Population genetic structure and conservation management of Retinta Extremeña goats

Abstract

Genetic diversity, genetic Bottleneck hypothesis and population genetic structure were examined in the Retinta goat breed, endangered breed from Extremadura (Spain), with conservation management purposes. Twenty two microsatellite markers were used to genotype 271 animals belonging eight different sampling regions reproductively isolated. Estimates of genetic variability such as average number of alleles per locus (9.27±0.54), effective number of alleles (ne=4.01) and the expected gene diversity (He=0.709±0.025) revealed substantial genetic variation in the breed, even greater than other Spanish and European breeds not threatened. The global values obtained for the Wright's fixation index indicate the existence of a certain degree of inbreeding in the total population (FIT=0.077). However, the decrease of heterozygotes is a consequence of the subdivision of the population (FST=0.072), rather than to inbreeding in subpopulations (FIS=0.006).

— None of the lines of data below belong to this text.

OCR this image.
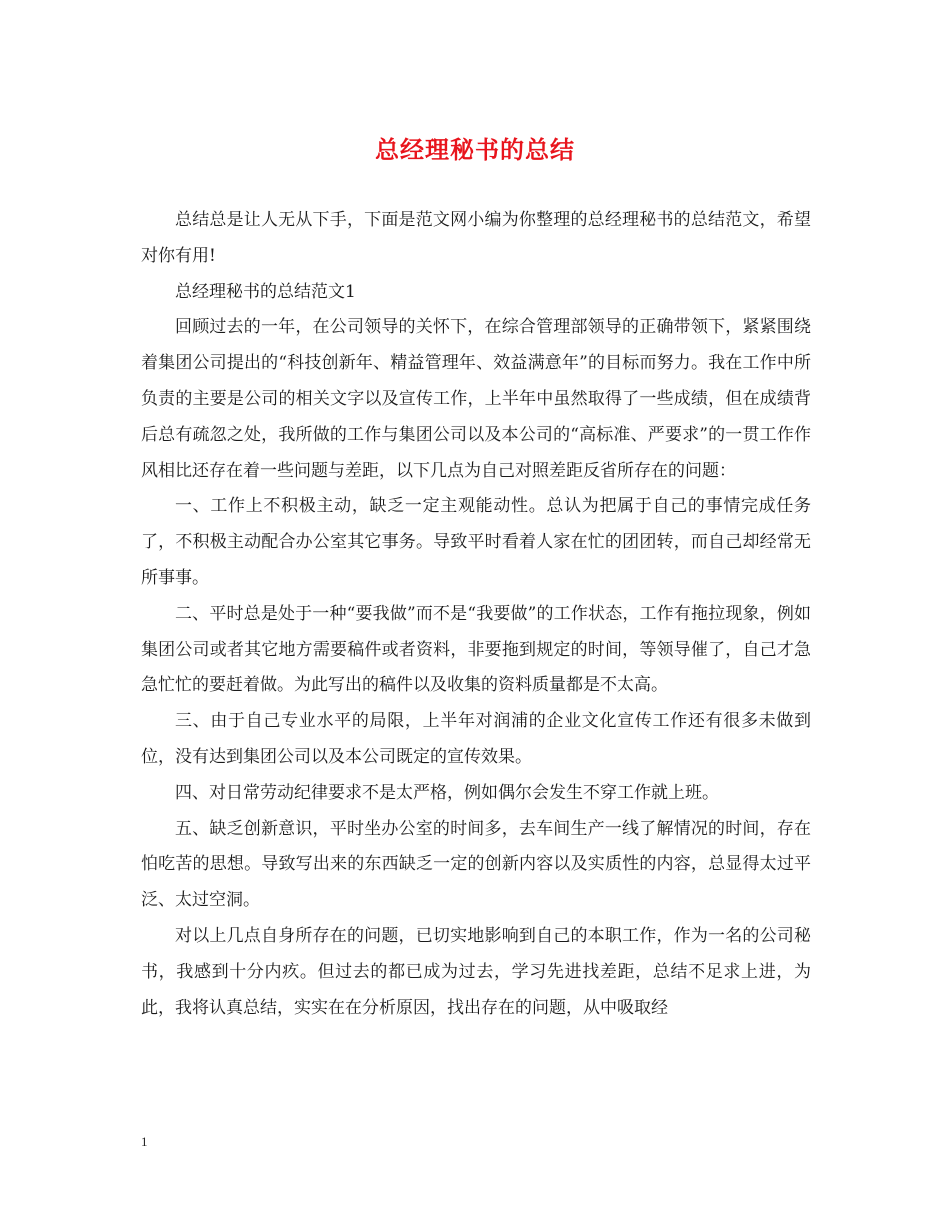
总经理秘书的总结

总结总是让人无从下手，下面是范文网小编为你整理的总经理秘书的总结范文，希望对你有用!

总经理秘书的总结范文1

回顾过去的一年，在公司领导的关怀下，在综合管理部领导的正确带领下，紧紧围绕着集团公司提出的“科技创新年、精益管理年、效益满意年”的目标而努力。我在工作中所负责的主要是公司的相关文字以及宣传工作，上半年中虽然取得了一些成绩，但在成绩背后总有疏忽之处，我所做的工作与集团公司以及本公司的“高标准、严要求”的一贯工作作风相比还存在着一些问题与差距，以下几点为自己对照差距反省所存在的问题：

一、工作上不积极主动，缺乏一定主观能动性。总认为把属于自己的事情完成任务了，不积极主动配合办公室其它事务。导致平时看着人家在忙的团团转，而自己却经常无所事事。

二、平时总是处于一种“要我做”而不是“我要做”的工作状态，工作有拖拉现象，例如集团公司或者其它地方需要稿件或者资料，非要拖到规定的时间，等领导催了，自己才急急忙忙的要赶着做。为此写出的稿件以及收集的资料质量都是不太高。

三、由于自己专业水平的局限，上半年对润浦的企业文化宣传工作还有很多未做到位，没有达到集团公司以及本公司既定的宣传效果。

四、对日常劳动纪律要求不是太严格，例如偶尔会发生不穿工作就上班。

五、缺乏创新意识，平时坐办公室的时间多，去车间生产一线了解情况的时间，存在怕吃苦的思想。导致写出来的东西缺乏一定的创新内容以及实质性的内容，总显得太过平泛、太过空洞。

对以上几点自身所存在的问题，已切实地影响到自己的本职工作，作为一名的公司秘书，我感到十分内疚。但过去的都已成为过去，学习先进找差距，总结不足求上进，为此，我将认真总结，实实在在分析原因，找出存在的问题，从中吸取经

1
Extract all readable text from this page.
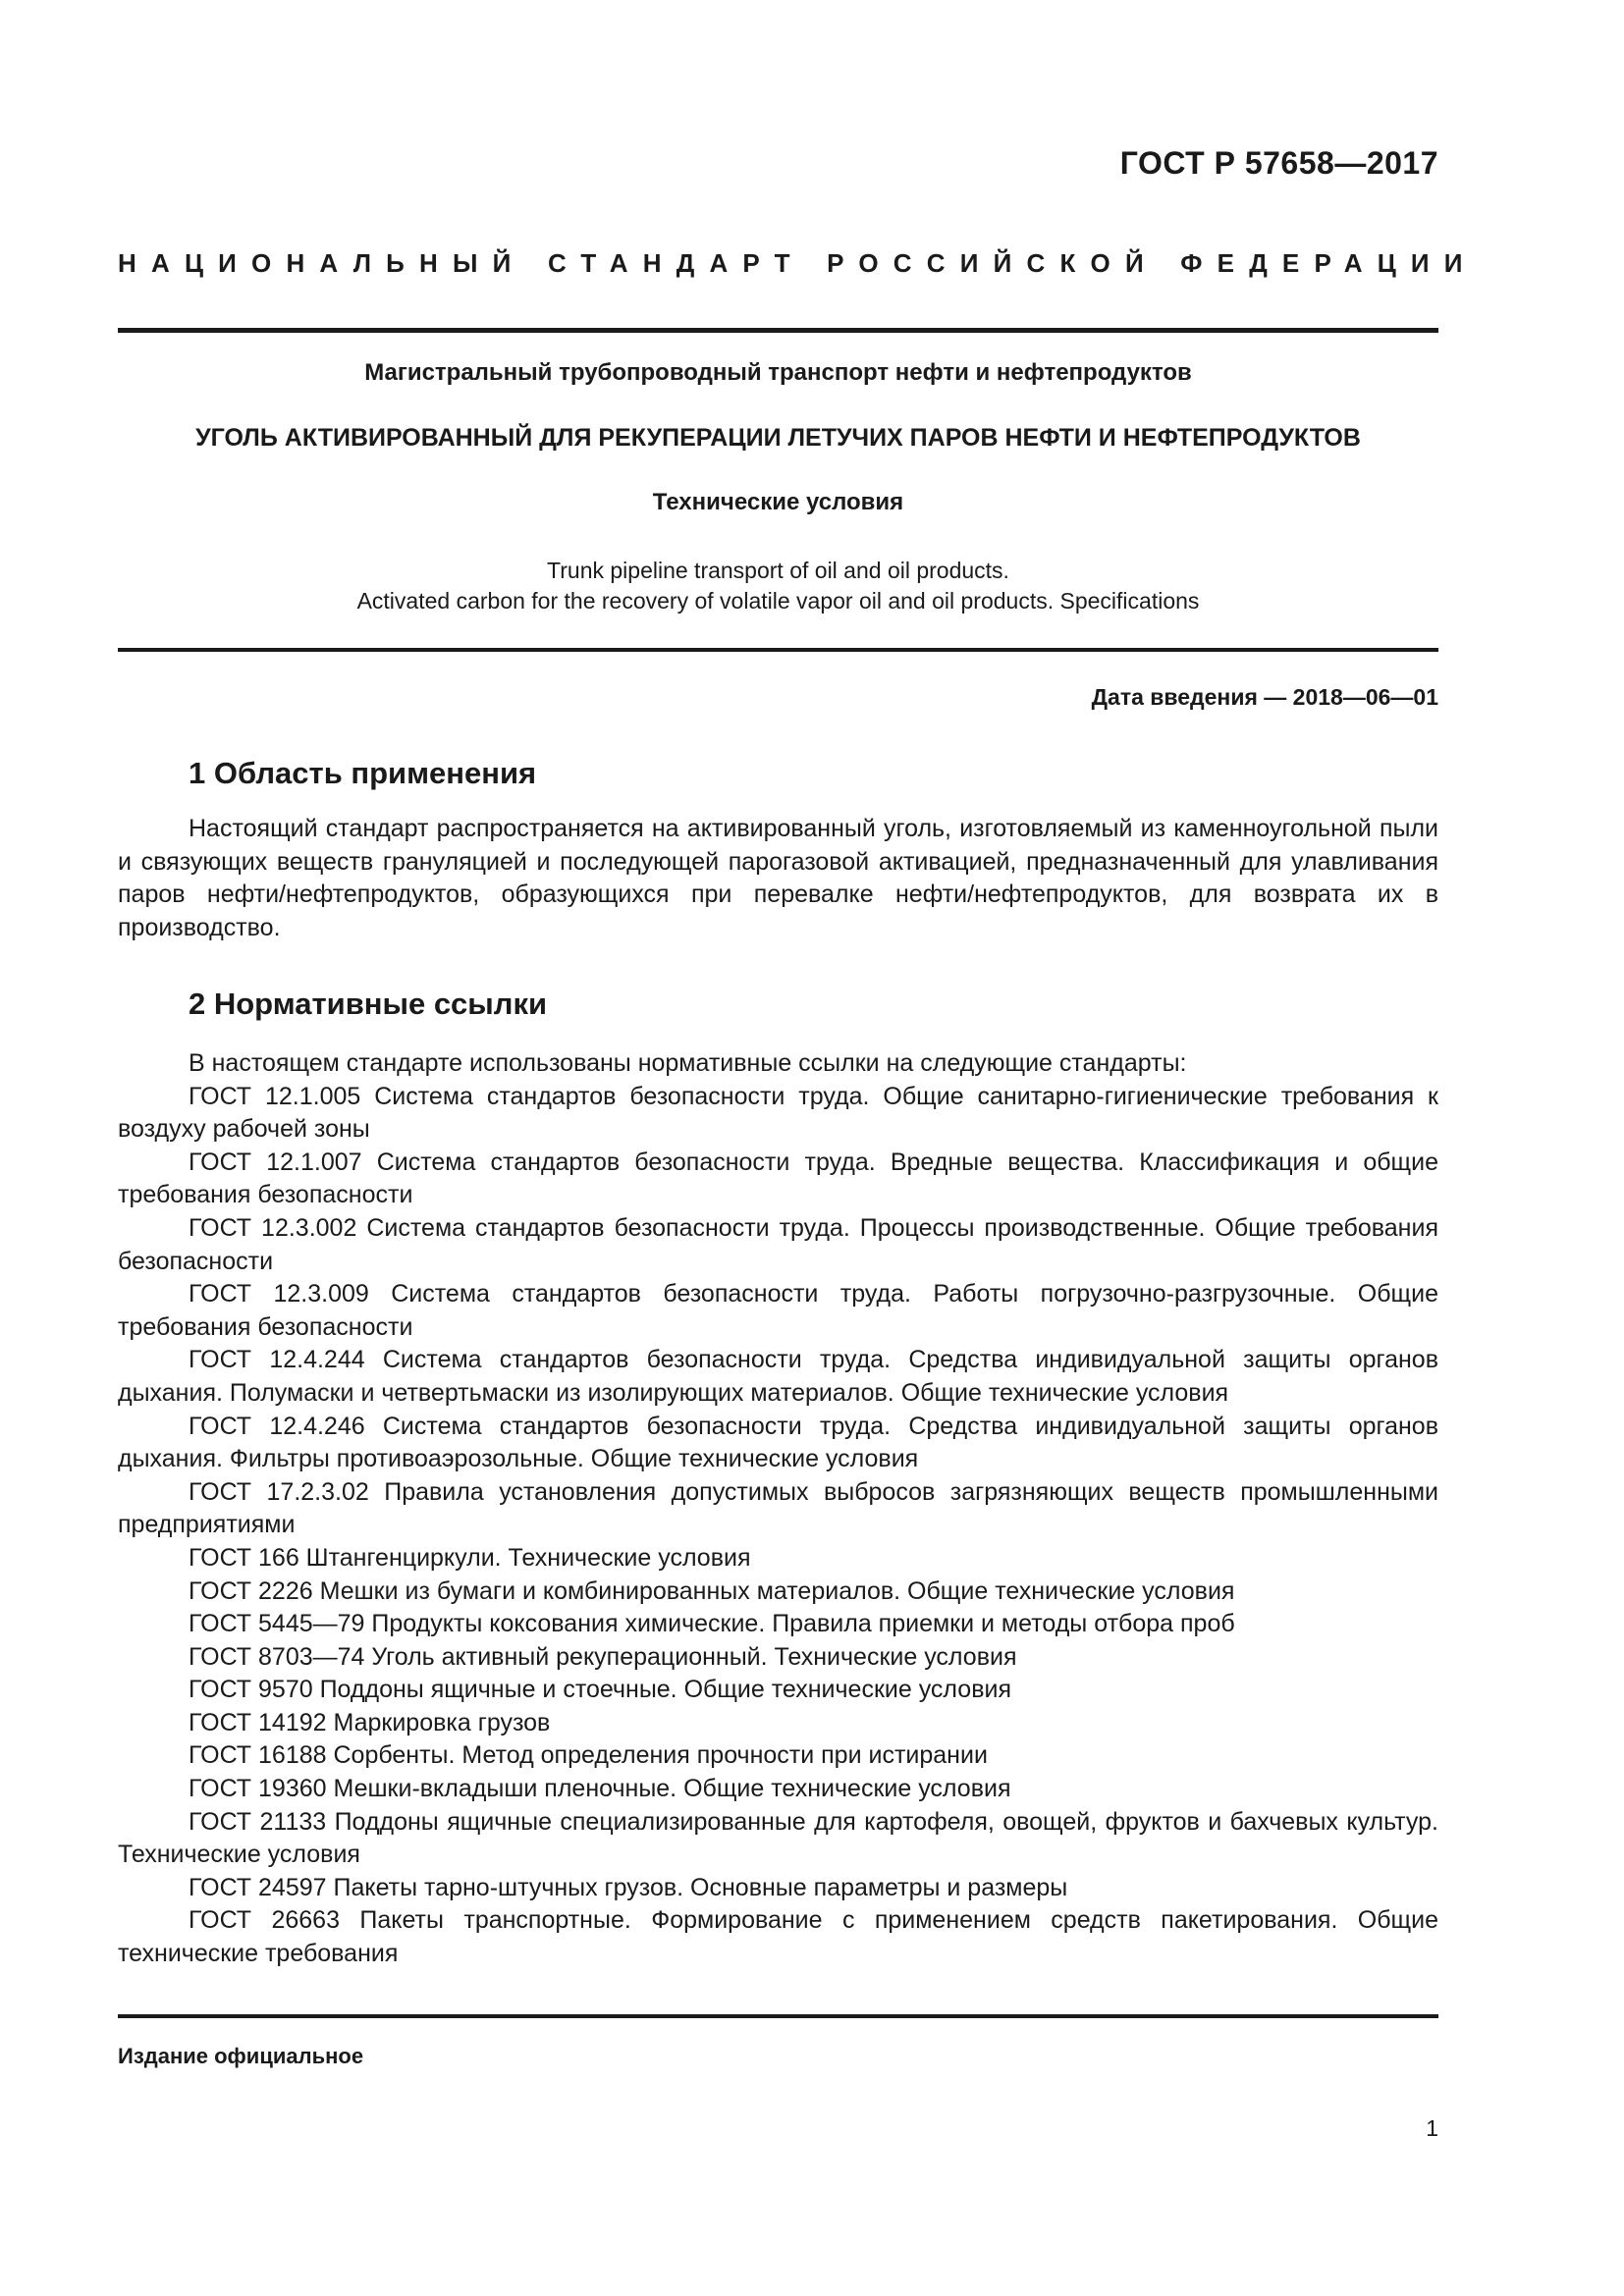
ГОСТ Р 57658—2017
НАЦИОНАЛЬНЫЙ СТАНДАРТ РОССИЙСКОЙ ФЕДЕРАЦИИ
Магистральный трубопроводный транспорт нефти и нефтепродуктов
УГОЛЬ АКТИВИРОВАННЫЙ ДЛЯ РЕКУПЕРАЦИИ ЛЕТУЧИХ ПАРОВ НЕФТИ И НЕФТЕПРОДУКТОВ
Технические условия
Trunk pipeline transport of oil and oil products.
Activated carbon for the recovery of volatile vapor oil and oil products. Specifications
Дата введения — 2018—06—01
1 Область применения

Настоящий стандарт распространяется на активированный уголь, изготовляемый из каменноугольной пыли и связующих веществ грануляцией и последующей парогазовой активацией, предназначенный для улавливания паров нефти/нефтепродуктов, образующихся при перевалке нефти/нефтепродуктов, для возврата их в производство.

2 Нормативные ссылки

В настоящем стандарте использованы нормативные ссылки на следующие стандарты:

ГОСТ 12.1.005 Система стандартов безопасности труда. Общие санитарно-гигиенические требования к воздуху рабочей зоны

ГОСТ 12.1.007 Система стандартов безопасности труда. Вредные вещества. Классификация и общие требования безопасности

ГОСТ 12.3.002 Система стандартов безопасности труда. Процессы производственные. Общие требования безопасности

ГОСТ 12.3.009 Система стандартов безопасности труда. Работы погрузочно-разгрузочные. Общие требования безопасности

ГОСТ 12.4.244 Система стандартов безопасности труда. Средства индивидуальной защиты органов дыхания. Полумаски и четвертьмаски из изолирующих материалов. Общие технические условия

ГОСТ 12.4.246 Система стандартов безопасности труда. Средства индивидуальной защиты органов дыхания. Фильтры противоаэрозольные. Общие технические условия

ГОСТ 17.2.3.02 Правила установления допустимых выбросов загрязняющих веществ промышленными предприятиями

ГОСТ 166 Штангенциркули. Технические условия

ГОСТ 2226 Мешки из бумаги и комбинированных материалов. Общие технические условия

ГОСТ 5445—79 Продукты коксования химические. Правила приемки и методы отбора проб

ГОСТ 8703—74 Уголь активный рекуперационный. Технические условия

ГОСТ 9570 Поддоны ящичные и стоечные. Общие технические условия

ГОСТ 14192 Маркировка грузов

ГОСТ 16188 Сорбенты. Метод определения прочности при истирании

ГОСТ 19360 Мешки-вкладыши пленочные. Общие технические условия

ГОСТ 21133 Поддоны ящичные специализированные для картофеля, овощей, фруктов и бахчевых культур. Технические условия

ГОСТ 24597 Пакеты тарно-штучных грузов. Основные параметры и размеры

ГОСТ 26663 Пакеты транспортные. Формирование с применением средств пакетирования. Общие технические требования

Издание официальное
1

The FST value found in this population was similar to obtained in other Spanish goat breeds. Population substructure was also confirmed by clustering analyses performed by STRUCTURE software and by the modal value of the distribution of the ΔK, showing clear membership of individuals in six clusters. The assignment of individuals to pre-defined sampling regions showed a clear drift of Retinta goat population, although it is also detected a certain degree of genetic flow (immigrant and admixed animals) among the sampled herds located in these regions. Recent bottleneck has not been detected in the Retinta goat population; however, the population experienced heterozygosity deficiency indicating that the population has undergone a size increase or expansion without immigration, or the introduction of unique alleles by immigrants. Based on the above results we designed a conservation program which aims the maintenance and sustainable use of the breed in its geographical and socioeconomic environment, preserving breed purity and maximum genetic variability. This program is based on maintaining live animals in a conservation nucleus with a minimum coancestry mating system and constant family sizes, and on the cryopreservation of germplasm.